Electrospun gelatin matrices with bioactive pDNA polyplexes.

Recent advances in electrospinning are yielding intricate scaffolds for use in regenerative medicine. To explore the possibility of creating bioactive scaffolds with functional gene expression systems, electrospun gelatin mats bearing plasmid DNA (pDNA) polyplexes are explored. The pDNA is first condensed with a lipid-modified polyethylenimine (PEI) to create polyplexes including a poly(aspartic acid) (pAsp) additive, and subsequently electrospun after mixing the polyplexes in gelatin solution.
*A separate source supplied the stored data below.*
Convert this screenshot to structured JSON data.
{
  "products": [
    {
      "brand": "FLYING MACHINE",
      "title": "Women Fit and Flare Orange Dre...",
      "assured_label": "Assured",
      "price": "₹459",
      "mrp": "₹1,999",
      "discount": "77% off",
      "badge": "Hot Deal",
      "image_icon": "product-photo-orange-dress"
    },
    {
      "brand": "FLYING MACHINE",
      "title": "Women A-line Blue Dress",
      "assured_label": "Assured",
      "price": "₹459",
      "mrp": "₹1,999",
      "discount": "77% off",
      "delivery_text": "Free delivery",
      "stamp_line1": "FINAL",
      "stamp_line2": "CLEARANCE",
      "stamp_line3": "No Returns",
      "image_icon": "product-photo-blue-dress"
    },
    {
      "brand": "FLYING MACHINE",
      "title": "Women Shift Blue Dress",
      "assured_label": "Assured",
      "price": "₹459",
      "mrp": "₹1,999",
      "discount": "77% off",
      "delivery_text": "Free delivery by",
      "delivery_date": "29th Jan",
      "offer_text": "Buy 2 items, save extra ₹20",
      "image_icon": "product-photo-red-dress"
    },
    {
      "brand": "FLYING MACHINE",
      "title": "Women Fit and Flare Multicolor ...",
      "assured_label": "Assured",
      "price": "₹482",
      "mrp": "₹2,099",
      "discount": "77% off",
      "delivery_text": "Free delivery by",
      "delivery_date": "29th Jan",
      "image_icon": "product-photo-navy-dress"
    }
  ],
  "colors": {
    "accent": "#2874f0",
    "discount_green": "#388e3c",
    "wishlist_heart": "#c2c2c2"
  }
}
The pDNA polyplexes, 82 nm in size with ζ-potential of +20 mV, are uniformly entrapped in mats with fiber diameter ranging between ~150 and ~350 nm. The additive complexes with pAsp display a significantly higher transfection activity in solution, which was also retained after entrapment in electrospun mats, based on GFP expression to human myoblast (C2C12) and mouse osteoblast cells (MC3T3-E1). Electrospinning of gelatin with polyethylene glycol improves the transfection efficiency, due to increased pDNA entrapment (~71%). To further validate gene-activated mats, a pDNA encoding BMP-2 shows robust alkaline phosphatase (ALP) induction in C2C12 and MC3T3-E1 cells as a marker of osteogenic differentiation. We conclude that creating gelatin fiber mats with bioactive pDNA polyplexes was feasible and such mats could aid in regenerative repair of a wide range of tissues.